I’m glad I’m not the only one who held its presence dear.
Lovely stuff – and good spot with the blog…
But how much fun would it be to have those scans in glossy, readable, tappable iThing form?
And I wonder if there's a market for retro iPad app editions of other obsolete mags? I would happily pay at least £2.79 for the entire back catalogue of Crash, Melody Maker, etc…
It would be amazing, but size might be an issue. My collection of Crash scans, for example, which is scanned at very roughly iPad resolution, comes in at over 2.5GB, and Your Sinclair isn't much smaller.
This is a nice piece about the death of Ver Hits, incidentally:
link to guardian.co.uk
Could use volumes? Restrict each app/update to a two or three-year span.

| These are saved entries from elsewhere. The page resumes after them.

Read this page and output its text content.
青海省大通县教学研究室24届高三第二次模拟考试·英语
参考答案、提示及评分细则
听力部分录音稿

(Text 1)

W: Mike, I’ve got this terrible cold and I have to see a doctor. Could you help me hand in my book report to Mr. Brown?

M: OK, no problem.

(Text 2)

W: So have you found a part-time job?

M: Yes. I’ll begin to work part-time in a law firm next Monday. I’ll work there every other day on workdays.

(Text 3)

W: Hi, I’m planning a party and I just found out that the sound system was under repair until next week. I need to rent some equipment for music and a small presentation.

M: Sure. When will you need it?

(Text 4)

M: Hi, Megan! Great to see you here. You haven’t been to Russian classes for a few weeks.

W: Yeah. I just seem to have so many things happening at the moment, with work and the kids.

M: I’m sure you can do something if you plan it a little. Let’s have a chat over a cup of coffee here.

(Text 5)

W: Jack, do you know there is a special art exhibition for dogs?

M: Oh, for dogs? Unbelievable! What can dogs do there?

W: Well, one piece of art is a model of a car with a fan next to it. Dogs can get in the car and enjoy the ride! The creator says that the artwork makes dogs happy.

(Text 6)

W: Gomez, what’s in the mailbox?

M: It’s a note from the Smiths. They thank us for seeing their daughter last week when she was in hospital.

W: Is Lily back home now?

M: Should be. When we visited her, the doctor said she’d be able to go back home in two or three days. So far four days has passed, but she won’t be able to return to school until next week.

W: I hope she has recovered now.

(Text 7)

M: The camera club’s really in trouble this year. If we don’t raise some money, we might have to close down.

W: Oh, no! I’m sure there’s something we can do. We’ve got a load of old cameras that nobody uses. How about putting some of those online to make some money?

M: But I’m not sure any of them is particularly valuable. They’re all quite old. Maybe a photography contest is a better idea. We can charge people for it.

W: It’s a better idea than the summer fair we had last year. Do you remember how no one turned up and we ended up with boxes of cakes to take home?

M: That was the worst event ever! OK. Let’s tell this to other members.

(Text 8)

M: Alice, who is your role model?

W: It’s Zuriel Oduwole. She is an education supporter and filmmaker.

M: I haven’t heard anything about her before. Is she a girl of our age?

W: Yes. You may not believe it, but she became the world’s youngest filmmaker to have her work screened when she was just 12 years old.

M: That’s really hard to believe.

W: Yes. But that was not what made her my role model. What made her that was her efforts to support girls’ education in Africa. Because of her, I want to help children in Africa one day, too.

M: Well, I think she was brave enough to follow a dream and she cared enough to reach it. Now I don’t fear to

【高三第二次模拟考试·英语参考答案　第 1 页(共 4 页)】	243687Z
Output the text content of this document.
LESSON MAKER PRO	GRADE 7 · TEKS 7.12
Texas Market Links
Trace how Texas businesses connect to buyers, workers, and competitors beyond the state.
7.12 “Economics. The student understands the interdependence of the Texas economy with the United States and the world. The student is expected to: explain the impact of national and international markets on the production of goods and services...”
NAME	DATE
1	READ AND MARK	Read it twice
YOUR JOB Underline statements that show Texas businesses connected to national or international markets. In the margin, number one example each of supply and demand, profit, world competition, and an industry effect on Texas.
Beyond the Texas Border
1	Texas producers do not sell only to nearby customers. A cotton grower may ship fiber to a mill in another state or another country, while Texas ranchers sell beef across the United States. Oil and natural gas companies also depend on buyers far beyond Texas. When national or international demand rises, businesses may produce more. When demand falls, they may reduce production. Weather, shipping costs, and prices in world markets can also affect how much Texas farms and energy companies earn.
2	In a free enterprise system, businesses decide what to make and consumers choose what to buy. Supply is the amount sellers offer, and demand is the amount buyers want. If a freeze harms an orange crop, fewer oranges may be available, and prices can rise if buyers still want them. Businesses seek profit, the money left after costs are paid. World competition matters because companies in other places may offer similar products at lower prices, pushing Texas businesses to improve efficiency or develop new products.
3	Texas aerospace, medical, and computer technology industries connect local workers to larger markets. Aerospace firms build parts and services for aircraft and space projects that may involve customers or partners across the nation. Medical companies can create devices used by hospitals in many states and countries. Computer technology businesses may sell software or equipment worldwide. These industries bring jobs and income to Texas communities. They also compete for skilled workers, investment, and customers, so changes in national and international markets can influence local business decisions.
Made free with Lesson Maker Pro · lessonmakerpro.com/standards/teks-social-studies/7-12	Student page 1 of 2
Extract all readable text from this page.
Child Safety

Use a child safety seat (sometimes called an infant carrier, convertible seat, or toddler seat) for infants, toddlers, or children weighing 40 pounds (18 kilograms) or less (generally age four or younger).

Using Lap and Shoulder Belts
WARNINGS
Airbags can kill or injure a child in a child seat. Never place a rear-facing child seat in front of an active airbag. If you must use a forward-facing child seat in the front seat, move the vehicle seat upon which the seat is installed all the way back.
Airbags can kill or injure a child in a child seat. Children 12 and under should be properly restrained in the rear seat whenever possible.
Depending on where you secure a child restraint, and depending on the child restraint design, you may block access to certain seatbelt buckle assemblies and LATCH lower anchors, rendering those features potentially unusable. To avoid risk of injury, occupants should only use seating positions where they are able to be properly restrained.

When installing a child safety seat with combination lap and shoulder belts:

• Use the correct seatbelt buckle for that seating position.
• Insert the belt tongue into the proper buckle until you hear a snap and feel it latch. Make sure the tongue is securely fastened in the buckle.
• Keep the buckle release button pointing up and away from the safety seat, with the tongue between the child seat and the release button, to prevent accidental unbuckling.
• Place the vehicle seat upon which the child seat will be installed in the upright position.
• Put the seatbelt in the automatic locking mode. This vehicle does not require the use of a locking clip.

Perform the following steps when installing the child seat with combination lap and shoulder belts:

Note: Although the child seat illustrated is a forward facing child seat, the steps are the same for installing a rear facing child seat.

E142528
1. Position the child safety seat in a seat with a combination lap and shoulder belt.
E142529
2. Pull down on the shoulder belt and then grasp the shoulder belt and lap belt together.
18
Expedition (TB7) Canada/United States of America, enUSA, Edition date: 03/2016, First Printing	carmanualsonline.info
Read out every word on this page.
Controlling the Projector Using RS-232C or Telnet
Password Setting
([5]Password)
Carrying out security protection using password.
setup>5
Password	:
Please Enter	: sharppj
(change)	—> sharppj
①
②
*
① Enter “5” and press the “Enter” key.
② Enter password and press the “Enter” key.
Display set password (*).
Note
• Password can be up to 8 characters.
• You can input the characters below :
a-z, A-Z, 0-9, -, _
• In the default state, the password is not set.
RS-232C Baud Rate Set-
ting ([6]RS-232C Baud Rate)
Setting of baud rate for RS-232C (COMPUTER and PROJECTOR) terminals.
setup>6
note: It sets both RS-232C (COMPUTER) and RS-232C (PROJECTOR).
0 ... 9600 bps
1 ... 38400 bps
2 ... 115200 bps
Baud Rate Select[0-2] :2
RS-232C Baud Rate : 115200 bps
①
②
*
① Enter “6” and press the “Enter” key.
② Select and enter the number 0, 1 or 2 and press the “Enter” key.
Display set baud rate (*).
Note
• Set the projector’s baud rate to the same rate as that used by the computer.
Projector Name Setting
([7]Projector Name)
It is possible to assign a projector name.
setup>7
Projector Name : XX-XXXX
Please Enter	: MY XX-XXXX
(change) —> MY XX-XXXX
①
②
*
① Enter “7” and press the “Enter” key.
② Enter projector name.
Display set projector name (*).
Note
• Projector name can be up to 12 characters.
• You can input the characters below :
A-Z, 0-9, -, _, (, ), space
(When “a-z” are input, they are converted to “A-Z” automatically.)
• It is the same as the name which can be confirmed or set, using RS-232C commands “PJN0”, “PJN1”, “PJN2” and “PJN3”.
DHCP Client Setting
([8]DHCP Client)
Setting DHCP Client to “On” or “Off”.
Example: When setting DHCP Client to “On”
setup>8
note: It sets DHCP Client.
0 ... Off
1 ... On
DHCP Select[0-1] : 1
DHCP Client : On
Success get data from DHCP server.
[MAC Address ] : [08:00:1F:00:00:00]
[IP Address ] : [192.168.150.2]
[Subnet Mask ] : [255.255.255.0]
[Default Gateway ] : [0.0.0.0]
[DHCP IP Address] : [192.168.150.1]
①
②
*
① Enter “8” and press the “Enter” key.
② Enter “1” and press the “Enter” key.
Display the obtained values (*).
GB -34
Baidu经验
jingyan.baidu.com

Keep them all tucked away inside nice OS 4.2 folders. Sigh. If only…
I only vaguely remember SH as a post-punk/new wave thing, but you're right – music is music and it's hard to find that editorial stance cheerfully and confidently adhered to these days – apart from select music blogs.
IF THE KIDS, ARE UNITED
Hmm, the text box doesn't seem to like to play with the iPad. I'd like to stick up for the 87-89 image of 'ver Hits – yeah, it wasn't the Tennant era, but it had a bit more to it than the retro collections show (rap/hip-hop got quite a mention, as did the rave/indie era). Plus, lots of posters of Tiffany in tight sweaters…
I hate you, RevStu. I hate you because you posted that link, and now I shall not rest until I have read the lot.
WHATEVER YOU DO, don't start reading the singles reviews with Spotify open. Just don't.
No fear of that – Spotify doesn't work here due to some licensing bollocks or other.
Oh, fucking hell!!! I'm doing the singles review Spotify thing. I'm making My Awesome Smash Hits Playlist. I'm doing it…
Do share it when it's done ๐
I will. Sometime in 2017.
'I Lost My Heart To A Starship Trooper' (SH, Jan 1979) is pretty much the point where the '70s segue into the '80s.
Also, Gary Numan is a guard on South West Trains.
Ok, that's stretching it a bit. The bloke has clearly changed his name by deed poll, but still the fact remains.
I wish someone would do this with 1980s Kerrang, and Stephen Wells-era NME.